MR. McCLELLAN: — Mr. Whittington.

Q Fair enough.

MR. McCLELLAN: That’s where all the attention was focused, and making sure he was getting to the hospital —

Q That’s been stipulated here. Everybody agrees that that’s fine.

MR. McCLELLAN: That’s correct.

Q And it doesn’t seem to me that that would take an inordinate amount of time, it certainly wouldn’t take 22 hours.

MR. McCLELLAN: This is happening Saturday evening.

Q But you’ve got a Situation Room here, you’ve got people who monitor stuff — it’s impossible to find out — I mean, the Vice President knew immediately, oh, no, I’ve shot somebody accidentally, and it takes 22 hours for that —

MR. McCLELLAN: And you know what his first reaction was? His first reaction was go to Mr. Whittington and get his team in there to provide him medical care.

Q I’m sure his first reaction — absolutely. But why is it that it took so long for the President, for you, for anybody else to know that the Vice President accidentally shot somebody?

MR. McCLELLAN: Well, early the next morning, Mrs. Armstrong reached out to the Corpus paper — that’s her local paper —

Q Oh, come on.

MR. McCLELLAN: — to provide them information.

Q But that’s ridiculous.

Whew! Scottie was so confused that the White House had to append the follwoing to the briefing transcript.

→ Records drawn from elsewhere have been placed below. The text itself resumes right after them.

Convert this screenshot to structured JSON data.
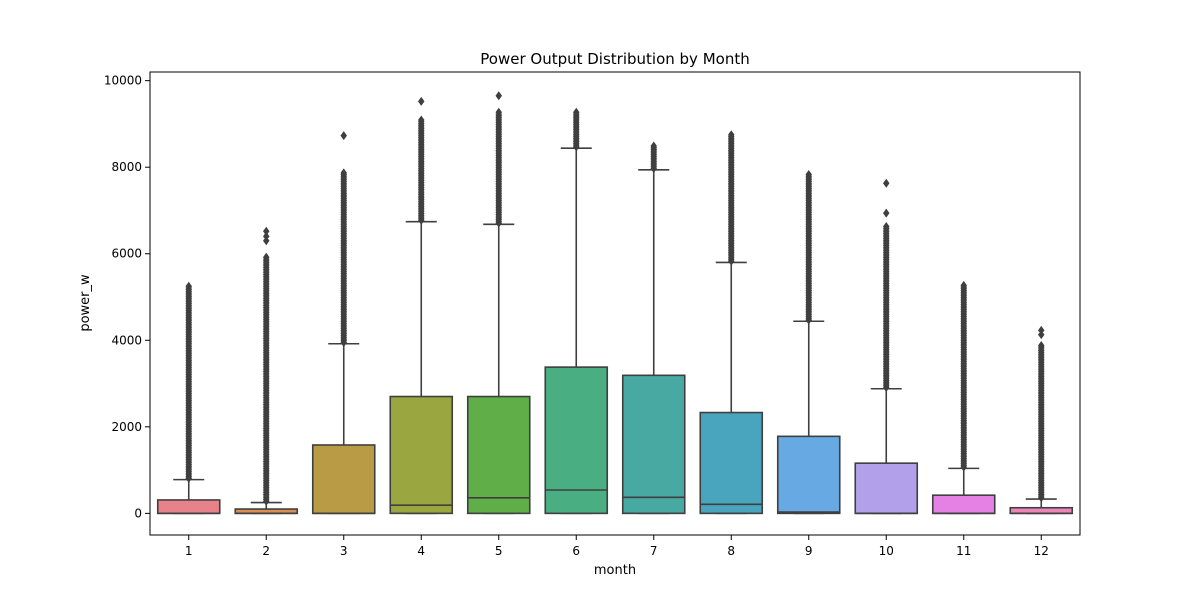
{
  "chart_data": {
    "type": "box",
    "title": "Power Output Distribution by Month",
    "xlabel": "month",
    "ylabel": "power_w",
    "ylim": [
      -500,
      10200
    ],
    "yticks": [
      0,
      2000,
      4000,
      6000,
      8000,
      10000
    ],
    "grid": false,
    "categories": [
      "1",
      "2",
      "3",
      "4",
      "5",
      "6",
      "7",
      "8",
      "9",
      "10",
      "11",
      "12"
    ],
    "colors": [
      "#e8828a",
      "#d98f52",
      "#b99b45",
      "#9aa63f",
      "#5fae48",
      "#4aae83",
      "#47a9a2",
      "#49a5bd",
      "#67a9e2",
      "#b2a1ea",
      "#e581e4",
      "#ee85b9"
    ],
    "boxes": [
      {
        "q1": 0,
        "median": 0,
        "q3": 310,
        "whisker_low": 0,
        "whisker_high": 780,
        "outliers_from": 780,
        "outliers_to": 5250,
        "extra_outliers": []
      },
      {
        "q1": 0,
        "median": 0,
        "q3": 100,
        "whisker_low": 0,
        "whisker_high": 250,
        "outliers_from": 250,
        "outliers_to": 5950,
        "extra_outliers": [
          6300,
          6400,
          6520
        ]
      },
      {
        "q1": 0,
        "median": 0,
        "q3": 1580,
        "whisker_low": 0,
        "whisker_high": 3920,
        "outliers_from": 3920,
        "outliers_to": 7900,
        "extra_outliers": [
          8730
        ]
      },
      {
        "q1": 0,
        "median": 190,
        "q3": 2700,
        "whisker_low": 0,
        "whisker_high": 6740,
        "outliers_from": 6740,
        "outliers_to": 9120,
        "extra_outliers": [
          9520
        ]
      },
      {
        "q1": 0,
        "median": 360,
        "q3": 2700,
        "whisker_low": 0,
        "whisker_high": 6680,
        "outliers_from": 6680,
        "outliers_to": 9280,
        "extra_outliers": [
          9650
        ]
      },
      {
        "q1": 0,
        "median": 540,
        "q3": 3380,
        "whisker_low": 0,
        "whisker_high": 8440,
        "outliers_from": 8440,
        "outliers_to": 9270,
        "extra_outliers": []
      },
      {
        "q1": 0,
        "median": 370,
        "q3": 3190,
        "whisker_low": 0,
        "whisker_high": 7940,
        "outliers_from": 7940,
        "outliers_to": 8500,
        "extra_outliers": []
      },
      {
        "q1": 0,
        "median": 210,
        "q3": 2330,
        "whisker_low": 0,
        "whisker_high": 5800,
        "outliers_from": 5800,
        "outliers_to": 8780,
        "extra_outliers": []
      },
      {
        "q1": 0,
        "median": 30,
        "q3": 1780,
        "whisker_low": 0,
        "whisker_high": 4440,
        "outliers_from": 4440,
        "outliers_to": 7860,
        "extra_outliers": []
      },
      {
        "q1": 0,
        "median": 0,
        "q3": 1160,
        "whisker_low": 0,
        "whisker_high": 2880,
        "outliers_from": 2880,
        "outliers_to": 6650,
        "extra_outliers": [
          6940,
          7630
        ]
      },
      {
        "q1": 0,
        "median": 0,
        "q3": 420,
        "whisker_low": 0,
        "whisker_high": 1040,
        "outliers_from": 1040,
        "outliers_to": 5300,
        "extra_outliers": []
      },
      {
        "q1": 0,
        "median": 0,
        "q3": 130,
        "whisker_low": 0,
        "whisker_high": 330,
        "outliers_from": 330,
        "outliers_to": 3880,
        "extra_outliers": [
          4130,
          4230
        ]
      }
    ]
  }
}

Response to a Question from the Briefing

Q So when did the President definitively know that the Vice President had shot somebody?

A Chief of Staff Andy Card called the President around 7:30pm EST to inform him that there was a hunting accident. He did not know the Vice President was involved at that time. Subsequent to the call, Deputy Chief of Staff Karl Rove spoke with Mrs. Armstrong. He then called the President shortly before 8:00pm EST to update him and let him know the Vice President had accidentally shot Mr. Whittington.

Questions that Make Scottie Squirm, Part I

Q Scott, there’s a report coming out of a Sheriff’s deputy there who said that he was prevented from interviewing the Vice President by the Secret Service. Do you know anything about that? And is that appropriate?

MR. McCLELLAN: No, I don’t know anything about that. You ought to direct that to the Secret Service. My understanding was that Secret Service took the appropriate steps to inform law enforcement. But, again, check with Secret Service.

Questions that Make Scottie Squirm, Part II

Q Is it proper for the Vice President to offer his resignation or has he offered his resignation —

MR. McCLELLAN: That’s an absurd question. Go ahead, Ken.

Questions that Make Scottie Squirm, Part III

Q Scott, when you consider the chronology you’re trying to go through here, and all of the various wrinkles of how long it took for the primary information that the Vice President was the person who shot this fellow to get through to the President, himself, is there any notion here of reviewing your own communications apparatus? I mean, this is sort of reminiscent of the levee story, frankly, you know?

MR. McCLELLAN: I reject that. I disagree with that fully, Peter. I don’t know what you’re referring to there, but I reject the insinuation there.

Questions that Make Scottie Squirm, Part IV

Q Scott, under Texas law, is this kind of accidental shooting a possible criminal offense?

MR. McCLELLAN: I wouldn’t even speculate on that, but I think the Sheriff’s Office or the local law enforcement office has already commented on that and said it was a hunting accident.